A preliminary empirical study to compare MPI and OpenMP

Part of my dissertation work involved controlled experiments to measure the effect of parallel programming model on programmer productivity. Unfortunately, I didn’t have much luck getting these studies published. I just made one of them into a tech report (after being rejected from multiple journals), it’s an experiment that measures the difference in programming effort of MPI vs OpenMP on a programming task.  You can judge for yourself whether it’s any good. Here’s the abstract:

Context: The rise of multicore is bringing shared-memory parallelism to the masses. The community is struggling to identify which parallel models are most productive.

Objective: Measure the effect of MPI and OpenMP models on programmer productivity.

Design: One group of programmers solved the sharks and fishes problem using MPI and a second group solved the same problem using OpenMP, then each programmer switched models and solved the same problem again. The participants were graduate students in an HPC course.

Measures: Development effort (hours), program correctness (grades), program performance (speedup versus serial implementation).

Results: Mean OpenMP development time was 9.6 hours less than MPI (95% CI, 0.37-19 hours), a 43% reduction. No statistically significant difference was observed in assignment grades. MPI performance was better than OpenMP performance for 4 out of the 5 students that submitted correct implementations for both models.

Conclusions: OpenMP solutions for this problem required less effort than MPI, but insufficient power to measure the effect on correctness. The performance data was insufficient to draw strong conclusions but suggests that unoptimized MPI programs perform better than unoptimized OpenMP programs, even with a similar parallelization strategy. Further studies are necessary to examine different programming problems, models, and levels of programmer experience.

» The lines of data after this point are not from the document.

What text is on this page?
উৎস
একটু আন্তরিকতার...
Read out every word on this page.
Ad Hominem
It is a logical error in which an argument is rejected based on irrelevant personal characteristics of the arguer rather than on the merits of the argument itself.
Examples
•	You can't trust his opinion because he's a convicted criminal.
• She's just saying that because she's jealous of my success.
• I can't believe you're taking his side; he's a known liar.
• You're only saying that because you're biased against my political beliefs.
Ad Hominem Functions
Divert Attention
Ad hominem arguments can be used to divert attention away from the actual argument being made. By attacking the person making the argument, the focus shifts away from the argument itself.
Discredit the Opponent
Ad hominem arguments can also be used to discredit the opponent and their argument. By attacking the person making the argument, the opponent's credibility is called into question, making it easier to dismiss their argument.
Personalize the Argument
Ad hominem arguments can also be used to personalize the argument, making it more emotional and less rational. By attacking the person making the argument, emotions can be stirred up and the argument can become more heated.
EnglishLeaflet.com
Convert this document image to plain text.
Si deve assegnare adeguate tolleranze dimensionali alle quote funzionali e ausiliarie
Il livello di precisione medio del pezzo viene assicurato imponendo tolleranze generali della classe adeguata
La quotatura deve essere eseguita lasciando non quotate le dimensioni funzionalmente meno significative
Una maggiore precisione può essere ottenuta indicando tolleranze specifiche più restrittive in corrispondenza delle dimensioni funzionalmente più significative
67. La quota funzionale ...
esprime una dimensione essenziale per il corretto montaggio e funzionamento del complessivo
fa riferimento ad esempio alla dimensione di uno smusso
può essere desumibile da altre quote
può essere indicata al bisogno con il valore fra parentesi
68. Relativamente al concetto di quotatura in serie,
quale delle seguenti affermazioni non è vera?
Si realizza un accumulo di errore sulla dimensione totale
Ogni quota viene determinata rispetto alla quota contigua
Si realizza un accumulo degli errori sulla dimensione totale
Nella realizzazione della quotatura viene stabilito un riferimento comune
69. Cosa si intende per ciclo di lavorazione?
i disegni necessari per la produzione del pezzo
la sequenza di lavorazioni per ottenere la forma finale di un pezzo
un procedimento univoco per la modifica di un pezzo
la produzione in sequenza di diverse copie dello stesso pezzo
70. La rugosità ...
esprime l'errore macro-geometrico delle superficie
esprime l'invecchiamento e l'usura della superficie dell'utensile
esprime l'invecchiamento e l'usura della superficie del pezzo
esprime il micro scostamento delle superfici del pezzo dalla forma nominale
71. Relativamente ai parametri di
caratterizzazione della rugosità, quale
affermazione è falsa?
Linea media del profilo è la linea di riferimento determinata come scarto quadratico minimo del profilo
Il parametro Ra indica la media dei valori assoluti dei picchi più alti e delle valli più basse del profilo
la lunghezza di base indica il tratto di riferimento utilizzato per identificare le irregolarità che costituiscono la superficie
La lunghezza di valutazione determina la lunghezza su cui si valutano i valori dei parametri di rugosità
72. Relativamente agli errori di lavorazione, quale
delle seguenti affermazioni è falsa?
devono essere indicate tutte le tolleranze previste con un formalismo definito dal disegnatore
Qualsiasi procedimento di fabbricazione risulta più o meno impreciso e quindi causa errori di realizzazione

4 thoughts on “A preliminary empirical study to compare MPI and OpenMP

    1. Greg:

      If you’re curious, here are the reviews from IEEE Transactions in Software Engineering:

      Reviewer: 1

      Recommendation: Author Should Prepare A Minor Revision

      Comments:
      this is a very good paper about a flawed study.  the flaws are identified in the paper (e.g. sample size was too small) so that is OK.  In fact, its important to publish this study flaws and all so this type of research can grow.  And that is exactly what I hope happens … that others read this paper, note the flaws, and try to repeat similar stuides on their own.  So in that light, please understand that I am not being harshly ciritcal when I mention the flaws up front.

      Another important flaws is that the problem assigned to the students should have been recasted to include optimization. Those of us with years of experience in MPI and OpenMP know that OpenMP programs are easy to create but hard to optimize.  when you include optimization, the benefits over MPI often evaporate.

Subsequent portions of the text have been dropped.